« Déposez votre CV et gagnez 100 000 euros et plein d’autres lots ! » En juin 2022, faute de recevoir suffisamment de candidatures, le cabinet de recrutement Lynks Partner lançait une loterie alléchante. Pour tenter sa chance, il suffisait de s’inscrire sur le site dédié et d’y inviter deux autres candidats titulaires d’un bac + 2. Le tirage au sort devait avoir lieu après l’enregistrement de 1 million de CV.
Pour tenter de se démarquer, de nombreuses entreprises innovent dans leur processus de recrutement dans une démarche d’« aller vers », c’est-à-dire qui rompt avec l’idée que le candidat doit postuler et considère que l’entreprise doit aller à sa rencontre pour le convaincre de la rejoindre. Mais cette démarche doit être particulièrement bien ciblée, car l’opération est également un coup de dés pour l’entreprise : à peine six mois après le recrutement-loto de Lynks Partner, le tribunal de commerce de Paris a prononcé l’ouverture d’une liquidation judiciaire du cabinet.
Les offres d’emploi ont du mal à trouver leur public, tant les projets de recrutement sont nombreux. Publiée en avril, l’étude annuelle de Pôle emploi sur les « Besoins en main-d’œuvre » montre que 61 % des employeurs anticipaient des difficultés pour recruter cette année, un nombre en augmentation de 3,1 points par rapport à 2022. Premier motif invoqué, le nombre insuffisant de candidats (pour 85 % des entreprises), avant l’inadéquation des profils (79 %) des postulants.

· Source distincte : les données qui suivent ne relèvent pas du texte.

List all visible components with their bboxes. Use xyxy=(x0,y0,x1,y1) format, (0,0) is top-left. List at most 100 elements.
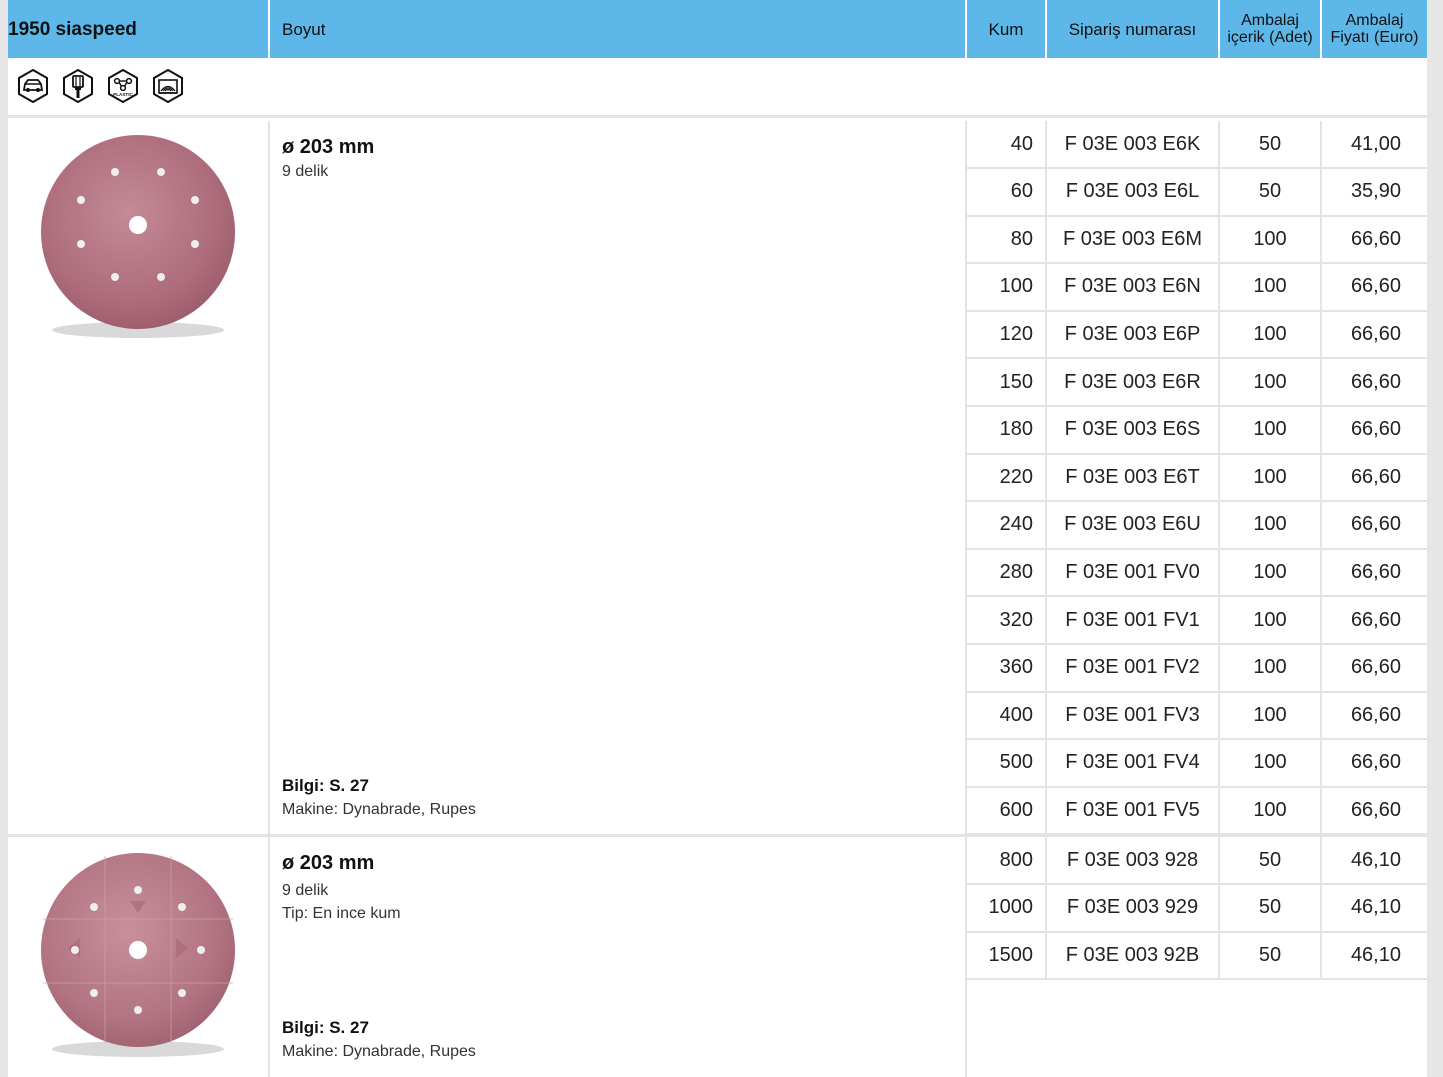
order-number-cell[interactable]: F 03E 001 FV2 xyxy=(1047,644,1220,691)
product-tip: Tip: En ince kum xyxy=(282,905,401,922)
grit-cell: 320 xyxy=(967,597,1047,643)
table-row: 400 F 03E 001 FV3 100 66,60 xyxy=(967,692,1427,741)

Pour les attirer malgré un marché qui ne leur est pas favorable, les entreprises n’hésitent plus à aller directement chercher les candidats, dans la rue ou sur les places de village.
Rompre avec l’aspect formel de l’entretien lève des freins. « Dans la rue, on trouve des candidats qui ne se trouvent pas légitimes pour postuler lors d’un processus classique. La relation s’inverse, car nous montrons que nous avons besoin d’eux autant qu’ils ont besoin de nous », indique Nicolas Morby, fondateur, en 2020, d’Ethypik, société de recrutement dont la spécialité est de démarcher des candidats sur les places publiques.
Selon le dirigeant, 65 % des profils de sa base de données sont des personnes éloignées du marché, qui ne sont inscrites ni à Pôle emploi, ni au sein des missions locales, ni sur les réseaux sociaux liés à l’embauche.
La rue pour recruter des salariés
De la même manière, l’Oise s’est dotée, en 2016, d’un bus itinérant, allant de communes en villages pour approcher des habitants qui n’ont pas toujours la possibilité de se déplacer en transports en commun. Là aussi, les résultats sont probants : « Une personne reçue en entretien individuel par le conseiller en insertion professionnelle sur deux retrouve le chemin de l’emploi, de la formation ou crée son entreprise », pointe le département, qui a inauguré un cinquième bus en 2022.